Econometrics Tools

OLS

To estimate an OLS regression, you pass the reg() function at least three arguments

  1. The DataFrame that contains the data.
  2. The name of the dependent variable as a string.
  3. The name(s) of the independent variable(s) as a string (for one variable) or as a list.

Following these arguments, there are a number of keyword arguments for various other options. For example, the following code estimates a basic wage regression with state-level clustering and fixed effects, weighting by the variable sample_wt.

import pandas as pd
import econtools.metrics as mt

# Load a data file with columns 'ln_wage', 'educ', and 'state'
df = pd.read_csv('my_data.csv')

y = 'wage'
X = ['educ', 'age', 'male']
fe_var = 'state'
cluster_var = 'state'
weights_var = 'sample_wt'

results = mt.reg(
    df,                     # DataFrame
    y,                      # Dependent var (string)
    X,                      # Independent var(s) (string or list of strings)
    fe_name=fe_var,         # Fixed-effects/absorb var (string)
    cluster=cluster_var     # Cluster var (string)
    awt_name=weights_var    # Sample weights
)

Note that reg() does not automatically estimate a constant term. In order to have a constant/intercept in your model, you can (a) add a column of ones to your DataFrame, or (b) use the addcons keyword arg:

results = mt.reg(
    df,
    y,
    X,              # does not include a constant/intercept
    addcons=True    # Adds a constant term
)

Instrumental Variables

Estimating an instrumental variables model is very similar, but is done using the ivreg() function. The order of arguments is also slightly different in order to differentiate between the instruments, endogenous regressors, and exogenous regressors. Other keyword options, such as addcons, cluster, and so forth, are exactly the same as with reg().

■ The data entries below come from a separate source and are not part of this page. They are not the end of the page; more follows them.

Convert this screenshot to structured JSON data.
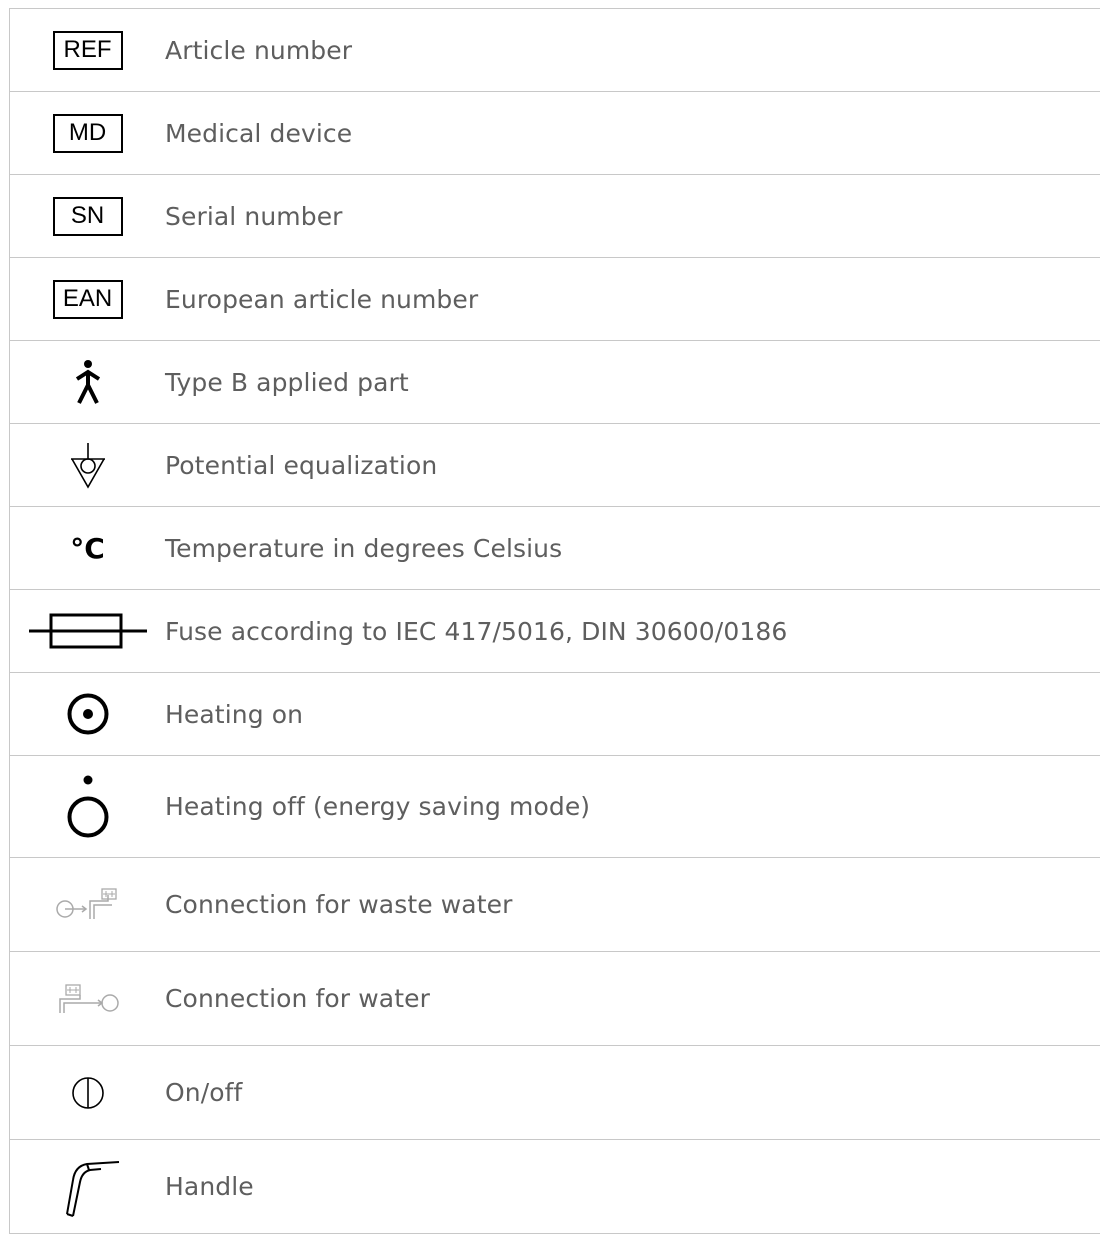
{
  "rows": [
    {
      "icon": "ref-box-icon",
      "symbol_text": "REF",
      "label": "Article number"
    },
    {
      "icon": "md-box-icon",
      "symbol_text": "MD",
      "label": "Medical device"
    },
    {
      "icon": "sn-box-icon",
      "symbol_text": "SN",
      "label": "Serial number"
    },
    {
      "icon": "ean-box-icon",
      "symbol_text": "EAN",
      "label": "European article number"
    },
    {
      "icon": "type-b-applied-part-icon",
      "label": "Type B applied part"
    },
    {
      "icon": "potential-equalization-icon",
      "label": "Potential equalization"
    },
    {
      "icon": "celsius-icon",
      "symbol_text": "°C",
      "label": "Temperature in degrees Celsius"
    },
    {
      "icon": "fuse-icon",
      "label": "Fuse according to IEC 417/5016, DIN 30600/0186"
    },
    {
      "icon": "heating-on-icon",
      "label": "Heating on"
    },
    {
      "icon": "heating-off-icon",
      "label": "Heating off (energy saving mode)"
    },
    {
      "icon": "waste-water-connection-icon",
      "label": "Connection for waste water"
    },
    {
      "icon": "water-connection-icon",
      "label": "Connection for water"
    },
    {
      "icon": "on-off-icon",
      "label": "On/off"
    },
    {
      "icon": "handle-icon",
      "label": "Handle"
    }
  ]
}
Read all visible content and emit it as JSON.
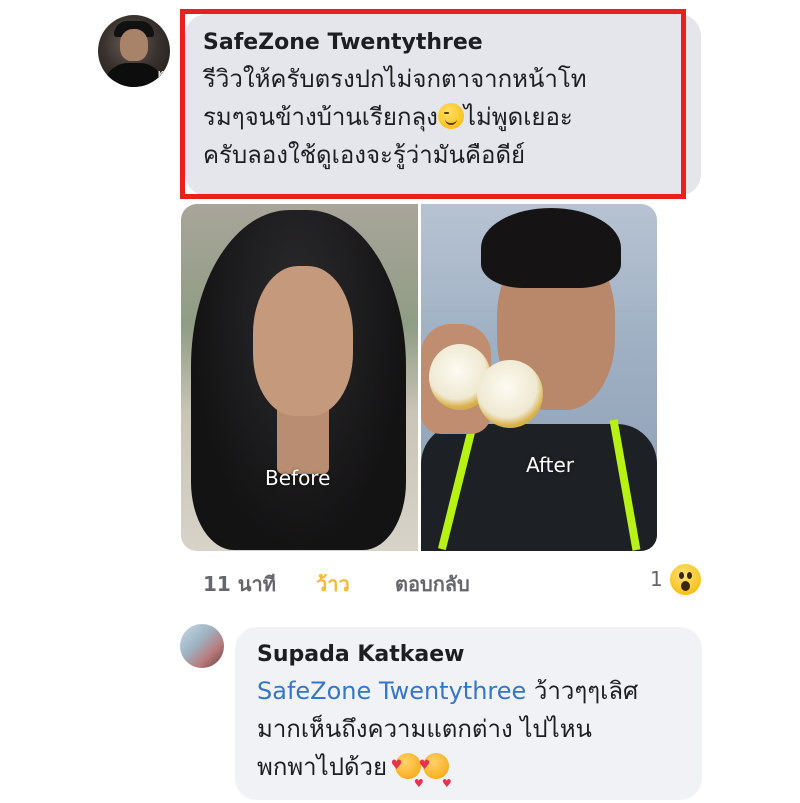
{
  "comment": {
    "author": "SafeZone Twentythree",
    "avatar_tag": "K",
    "lines": [
      "รีวิวให้ครับตรงปกไม่จกตาจากหน้าโท",
      "รมๆจนข้างบ้านเรียกลุง",
      "ไม่พูดเยอะ",
      "ครับลองใช้ดูเองจะรู้ว่ามันคือดีย์"
    ],
    "emoji": "wink-emoji",
    "photos": {
      "before_label": "Before",
      "after_label": "After"
    },
    "meta": {
      "time": "11 นาที",
      "reaction": "ว้าว",
      "reply": "ตอบกลับ",
      "reaction_count": "1",
      "reaction_icon": "wow-icon"
    },
    "highlight_color": "#e8211d"
  },
  "reply": {
    "author": "Supada Katkaew",
    "mention": "SafeZone Twentythree",
    "line1_rest": " ว้าวๆๆเลิศ",
    "line2": "มากเห็นถึงความแตกต่าง ไปไหน",
    "line3": "พกพาไปด้วย ",
    "emoji": "smiling-face-with-hearts-emoji"
  },
  "colors": {
    "bubble": "#e4e6eb",
    "mention": "#3576c8",
    "reaction_active": "#f5b83d",
    "meta_text": "#65676b"
  }
}
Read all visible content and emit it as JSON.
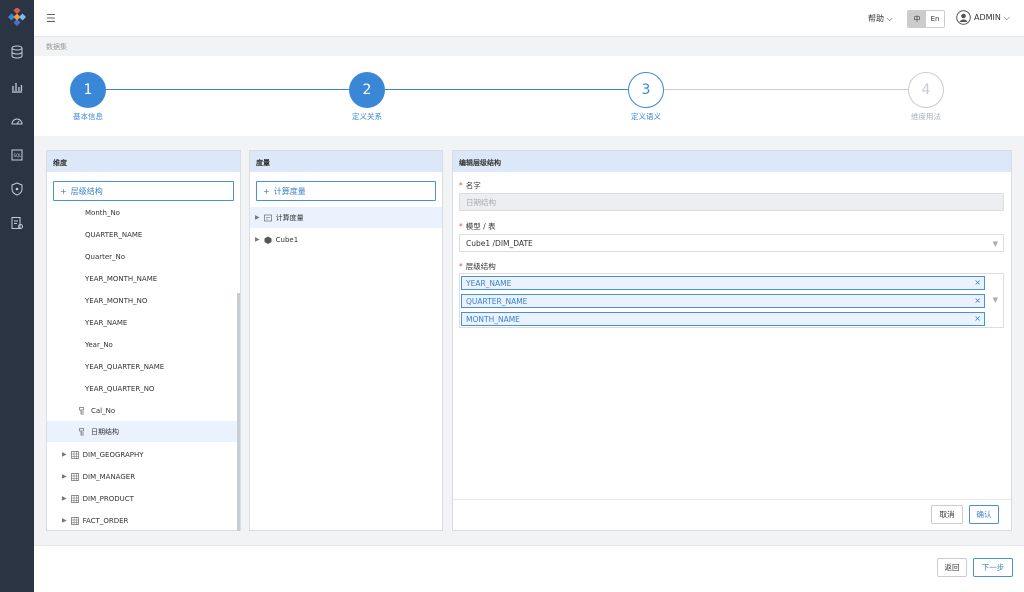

One additional keyword argument is method, which sets the IV method used to estimate the model. Currently supported values are '2sls' (the default) and 'liml'.

# <Imports and loading data>

y = 'wage'              # Dependent var
X = ['educ']            # Endogenous regressor(s)
Z = ['treatment']       # Instrumental variable(s)
W = [ 'age', 'male']    # Exogenous regressor(s)

results = mt.ivreg(df, y, X, Z, W)

Returned Results

The regression functions reg() and ivreg() return a custom Results object that contains beta estimates, variance-covariance matrix, and other relevant info.

The easiest way to see regression results is the summary attribute. But direct access to estimates is also possible.

import pandas as pd
import econtools.metrics as mt

df = pd.read_stata('some_data.dta')
results = mt.reg(df, 'ln_wage', ['educ', 'age'], addcons=True)

# Print a nice summary of the regression results (a string)
print(results)

# Print DataFrame w/ betas, se's, t-stats, etc.
print(results.summary)

# Print only betas
print(results.beta)

# Print std. err. for `educ` coefficient
print(results.se['educ'])

# Print full variance-covariance matrix
print(results.vce)

The full list of attributes is listed here.

F tests

econtools.metrics contains two functions for conducting F tests.

The first, Ftest(), is for simple, Stata-like tests for joint significance or equality. It is a method on the Results object.

results = mt.reg(df, 'ln_wage', ['educ', 'age'], addcons=True)

# Test for joint significance
F1, pF1 = results.Ftest(['educ', 'age'])
# Test for equality
F2, pF2 = results.Ftest(['educ', 'age'], equal=True)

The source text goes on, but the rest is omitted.